10億歳未満の宇宙
「PSO J0309 + 27」の発見は最初掃天観測されたデータ内に見られたといいます。
その位置を世界最高峰の分解能を持つ米国アリゾナ州にある大双眼望遠鏡(LBT)で観測し、正式な発見に至りました。
それは既知の宇宙では、もっとも遠い部類にある銀河でした。しかも、この銀河は地球に正面を向けたブレーザーだったため、この距離でこれまで観測された中でも、もっとも明るい電波源です。
この果てしなく遠方の天体との距離は、赤方偏移という宇宙の膨張速度と光の波長の伸びから計算されています。赤方偏移の値は6.1(大きいほど遠いことを示す)で、それは実に地球から130億光年という距離でした。
つまりはビッグバンから10億年程度しか経っていない宇宙で放射されたジェットを、私達は観測しているのです。宇宙誕生から10億年以内の強力な持続的電波源というのは、とても貴重な観測対象です。

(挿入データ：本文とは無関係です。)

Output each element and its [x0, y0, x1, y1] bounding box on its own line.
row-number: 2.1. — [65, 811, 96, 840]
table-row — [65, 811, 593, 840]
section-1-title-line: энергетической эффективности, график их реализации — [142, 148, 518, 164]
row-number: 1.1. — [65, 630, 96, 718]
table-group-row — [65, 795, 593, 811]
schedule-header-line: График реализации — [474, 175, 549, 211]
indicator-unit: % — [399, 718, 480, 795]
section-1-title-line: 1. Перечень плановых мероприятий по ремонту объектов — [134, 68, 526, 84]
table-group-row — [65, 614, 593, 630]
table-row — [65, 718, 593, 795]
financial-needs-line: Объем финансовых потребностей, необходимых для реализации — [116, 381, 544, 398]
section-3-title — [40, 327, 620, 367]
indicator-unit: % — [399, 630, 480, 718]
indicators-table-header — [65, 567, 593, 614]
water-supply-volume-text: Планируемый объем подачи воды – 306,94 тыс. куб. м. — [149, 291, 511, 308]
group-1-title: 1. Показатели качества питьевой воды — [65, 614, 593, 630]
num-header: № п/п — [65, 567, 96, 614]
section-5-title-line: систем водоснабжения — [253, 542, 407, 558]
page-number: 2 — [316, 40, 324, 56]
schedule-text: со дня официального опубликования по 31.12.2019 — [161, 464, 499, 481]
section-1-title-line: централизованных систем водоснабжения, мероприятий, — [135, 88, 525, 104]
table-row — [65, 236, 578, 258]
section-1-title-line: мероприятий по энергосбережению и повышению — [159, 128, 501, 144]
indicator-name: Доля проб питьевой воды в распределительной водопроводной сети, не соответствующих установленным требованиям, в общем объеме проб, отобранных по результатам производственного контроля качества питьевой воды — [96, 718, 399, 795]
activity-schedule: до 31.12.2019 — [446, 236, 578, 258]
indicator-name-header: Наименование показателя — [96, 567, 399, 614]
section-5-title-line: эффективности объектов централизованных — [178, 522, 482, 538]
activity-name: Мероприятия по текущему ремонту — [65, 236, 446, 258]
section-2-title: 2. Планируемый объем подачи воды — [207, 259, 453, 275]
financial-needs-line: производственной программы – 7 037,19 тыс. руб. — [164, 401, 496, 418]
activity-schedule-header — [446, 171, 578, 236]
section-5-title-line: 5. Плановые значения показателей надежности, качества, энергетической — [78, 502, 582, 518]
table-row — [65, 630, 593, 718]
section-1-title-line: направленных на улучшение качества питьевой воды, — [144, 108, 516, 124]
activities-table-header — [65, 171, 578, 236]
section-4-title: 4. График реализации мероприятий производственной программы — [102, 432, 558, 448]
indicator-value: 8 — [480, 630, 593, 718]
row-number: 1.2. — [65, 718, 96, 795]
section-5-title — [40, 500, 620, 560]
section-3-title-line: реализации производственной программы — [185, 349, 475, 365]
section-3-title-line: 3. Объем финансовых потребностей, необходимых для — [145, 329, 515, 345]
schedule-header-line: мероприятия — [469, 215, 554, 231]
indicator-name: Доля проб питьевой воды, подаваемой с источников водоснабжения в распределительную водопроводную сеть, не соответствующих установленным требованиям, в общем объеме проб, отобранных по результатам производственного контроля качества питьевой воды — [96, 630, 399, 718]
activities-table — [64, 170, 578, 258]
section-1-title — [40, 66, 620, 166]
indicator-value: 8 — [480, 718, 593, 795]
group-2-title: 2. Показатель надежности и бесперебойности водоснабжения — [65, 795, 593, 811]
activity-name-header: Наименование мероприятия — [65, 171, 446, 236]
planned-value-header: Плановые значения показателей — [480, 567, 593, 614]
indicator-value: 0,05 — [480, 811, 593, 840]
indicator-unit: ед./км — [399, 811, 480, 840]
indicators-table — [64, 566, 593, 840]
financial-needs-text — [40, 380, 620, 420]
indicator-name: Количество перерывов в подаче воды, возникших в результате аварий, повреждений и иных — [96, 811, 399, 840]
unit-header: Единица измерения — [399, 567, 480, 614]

これは謎の多い初期宇宙の様子を詳しく調べる、またとない機会でしょう。
「PSO J0309 + 27」の活動銀河核は質量が太陽の10億倍程度と推定されていて、この観測からは、ビッグバン発生後10億年の間に、強力な相対論的ジェットを放出する、非常に大規模なブラックホールがすでに多数存在していたことを示しています。
この観測結果は、今後、超大質量ブラックホールブラックホールの起源をモデル化しようする場合に、非常に厳しい制約を課すデータになるだろうと、研究者は語っています。
現在のもっとも有力な大質量ブラックホールの形成原理は、恒星サイズのブラックホールが物質を取り込みながら、何十億年という時間をかけてゆっくりと成長していくというものです。
しかし、ブラックホールは思ったほど物質を飲み込まないということもわかっていて、大質量ブラックホールの形成には多くの謎が残っています。
新しい強力な初期宇宙の観測対象が見つかったことは喜ばしいことですが、ここから見つかる事実は現在の大質量ブラックホールが短時間で急成長していることを示すもので、観測内容と無矛盾なモデルを考えることがどんどん難しくなっていくようです。
わかればわかるほど謎が深まるのは、天文学の面白いところであり、困ったところかもしれませんね。